Selon ses statuts, l'UNECATEF est « un syndicat professionnel, régi par le titre Ier du livre 4e du Code du Travail » . Or, une partie de l'activité de protection des travailleurs est de permettre à ceux qui n'en ont pas, de travail, d'en retrouver. Pour cela, le syndicat organise depuis 2004 le programme DMVE, pour Dix mois vers l'emploi. Le taux de chômage des entraîneurs est alors supérieur à 13 % et le constat est fait que ni l'ANPE, à l'époque, ni l'APEC ne sont en mesure de s'aligner sur les spécificités de la profession. La réponse est donc de créer un programme de huit sessions de trois à cinq jours à destination d'une vingtaine de volontaires, parmi lesquels Frédéric Hantz, Michel Der Zak', Yann Lachuer ou encore Reynald Pedros. Media trainings, simulations d'embauche, basiques de Power Point au menu, et surtout l'apprentissage « d'un nouveau métier : celui de chercheur d'emploi » selon Philippe Hinschberger, de la promotion 2015. Pour pouvoir le quitter aussi vite.
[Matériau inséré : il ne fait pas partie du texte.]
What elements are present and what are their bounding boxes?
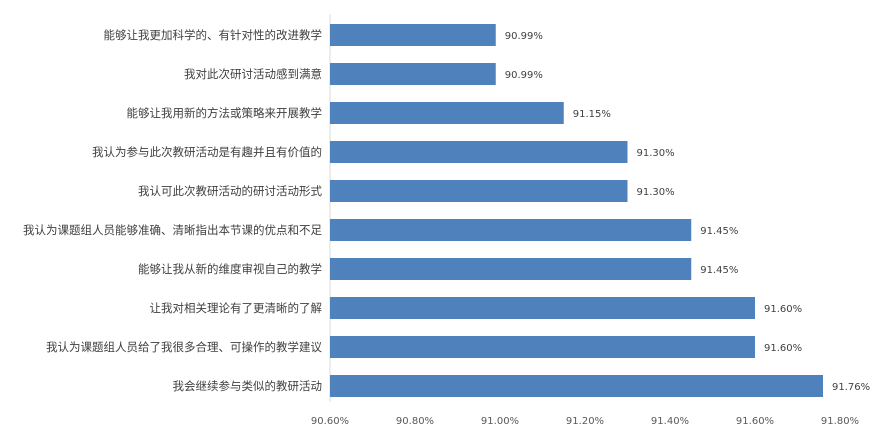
value-label: 90.99% bbox=[505, 70, 543, 81]
bar bbox=[330, 141, 628, 163]
bar bbox=[330, 24, 496, 46]
value-label: 91.45% bbox=[700, 265, 738, 276]
value-label: 91.15% bbox=[573, 109, 611, 120]
x-tick-label: 91.60% bbox=[736, 416, 774, 427]
category-label: 让我对相关理论有了更清晰的了解 bbox=[150, 301, 323, 315]
value-label: 91.76% bbox=[832, 382, 870, 393]
category-label: 我认为课题组人员能够准确、清晰指出本节课的优点和不足 bbox=[23, 223, 322, 237]
category-label: 能够让我用新的方法或策略来开展教学 bbox=[127, 106, 323, 120]
x-tick-label: 91.00% bbox=[481, 416, 519, 427]
category-label: 我认为课题组人员给了我很多合理、可操作的教学建议 bbox=[46, 340, 322, 354]
value-label: 90.99% bbox=[505, 31, 543, 42]
category-label: 我会继续参与类似的教研活动 bbox=[173, 379, 323, 393]
value-labels: 90.99% 90.99% 91.15% 91.30% 91.30% 91.45% 91.4… bbox=[505, 31, 870, 393]
category-label: 能够让我从新的维度审视自己的教学 bbox=[138, 262, 322, 276]
x-tick-label: 91.80% bbox=[821, 416, 859, 427]
value-label: 91.45% bbox=[700, 226, 738, 237]
bar bbox=[330, 63, 496, 85]
x-tick-label: 90.80% bbox=[396, 416, 434, 427]
bars bbox=[330, 24, 823, 397]
value-label: 91.30% bbox=[637, 187, 675, 198]
bar bbox=[330, 336, 755, 358]
x-tick-label: 91.20% bbox=[566, 416, 604, 427]
value-label: 91.60% bbox=[764, 304, 802, 315]
bar bbox=[330, 102, 564, 124]
value-label: 91.30% bbox=[637, 148, 675, 159]
bar bbox=[330, 180, 628, 202]
category-label: 我对此次研讨活动感到满意 bbox=[184, 67, 322, 81]
x-tick-label: 90.60% bbox=[311, 416, 349, 427]
category-label: 能够让我更加科学的、有针对性的改进教学 bbox=[104, 28, 323, 42]
category-label: 我认为参与此次教研活动是有趣并且有价值的 bbox=[92, 145, 322, 159]
x-tick-label: 91.40% bbox=[651, 416, 689, 427]
value-label: 91.60% bbox=[764, 343, 802, 354]
bar bbox=[330, 258, 692, 280]
bar bbox=[330, 297, 755, 319]
category-labels: 能够让我更加科学的、有针对性的改进教学我对此次研讨活动感到满意能够让我用新的方法… bbox=[23, 28, 322, 393]
bar bbox=[330, 375, 823, 397]
category-label: 我认可此次教研活动的研讨活动形式 bbox=[138, 184, 322, 198]
bar bbox=[330, 219, 692, 241]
Mais avant d'arriver au chômage, une bonne partie des coachs a connu un licenciement. Dans ces situations, l'UNECATEF envoie souvent Maitre Didier Lacombe pour fournir une défense à coût réduit.
« On est dans des saisons accidentogènes. La dernière saison, on n'a jamais eu autant de ruptures anticipées. »Maitre Didier Lacombe
« Environ 20% des adhérents ont besoin d'accompagnement  » , chiffre l'avocat lyonnais, bien connu des Stéphanois (ancien directeur juridique de l'ASSE, il a été cité dans l'affaire des faux passeports et condamné en première instance dans une affaire de piratage de mails à l'encontre de son ex-club). « Ce n'est pas toujours dans une situation de conflit, ça peut être pour une question de droit fiscal ou de droit à l'image. » Reste que les litiges augmentent : « On est dans des saisons accidentogènes. La dernière saison, on n'a jamais eu autant de ruptures anticipées (13 changements, le précédent record étant à 10 en 2004-2005, ndlr). De Bielsa à l'OM à Guégan à Reims, il y en a eu à tous les moments de la saison, ce qui est une vraie nouveauté. » Et cela malgré l'action du syndicat en amont, dès la création des lois et règlements.

Roberto Mancini l'international


Car le rôle premier de l'UNECATEF, tant historiquement qu'au cours des processus juridiques, est bien celui-ci : s'unir pour peser. Être présent au moment où sont faits les choix. Pour Pierre Repellini, cela passe par une représentation « dans toutes les commissions pour se faire entendre. On ne peut pas choisir la politique de la chaise vide » . Concrètement, l'UNECATEF annonce une représentation dans sept commissions à la LFP, et dans cinq à la FFF – en plus d'un bureau et d'une assistante mis à disposition par la Fédé au 87 boulevard de Grenelle, dans le quinzième arrondissement parisien. Si le statut des coachs a gagné en sécurité, c'est aussi grâce à l'organisation syndicale. Dernièrement, elle a défendu le nouveau statut des entraîneurs professionnels issu de la loi Braillard du 27 novembre 2015. Alors, pourquoi y a-t-il toujours plus d'entraîneurs sans taf, et pas seulement au plus haut niveau ?


« On demande moins de diplômés, mais la formation est la deuxième mamelle de la Fédération, la première étant l'équipe de France. »Pierre Repellini
« Il y a de plus en plus de diplômés, mais pas de clubs ! » Pierre Repellini est remonté contre la 3F : « On demande moins de diplômés, mais la formation est la deuxième mamelle de la Fédération, la première étant l'équipe de France » se désole le directeur. « Il faut savoir que, par exemple, une formation au BEPF (Brevet d'entraîneur professionnel de football) coûte 29 000 euros. Mais bon, de toute façon, d'autres vont passer par l'étranger, alors... »


Repellini pointe ici un problème d'époque pour le syndicat, face à l'internationalisation des règles : « Il n'y a aucune commission des entraîneurs à l'UEFA. Ils vont valider des équivalences sans regarder. Vous les connaissez : si vous n'avez rien à leur demander, vous pouvez aller les voir. Sinon, c'est tout pour le bénéf' » Et l'UNECATEF a beau proposer des modules de formation aux langues, l'entraîneur français a toujours du mal à s'exporter. « On en a pas mal dans les pays arabes, en Chine, aux États-Unis ou au Canada  » , peut nuancer Repellini, il reste que l'UNECATEF a du mal à accompagner la modernisation du métier. La preuve : Roberto Mancini est toujours rangé dans la catégorie « entraîneurs libres » sur le site internet du syndicat.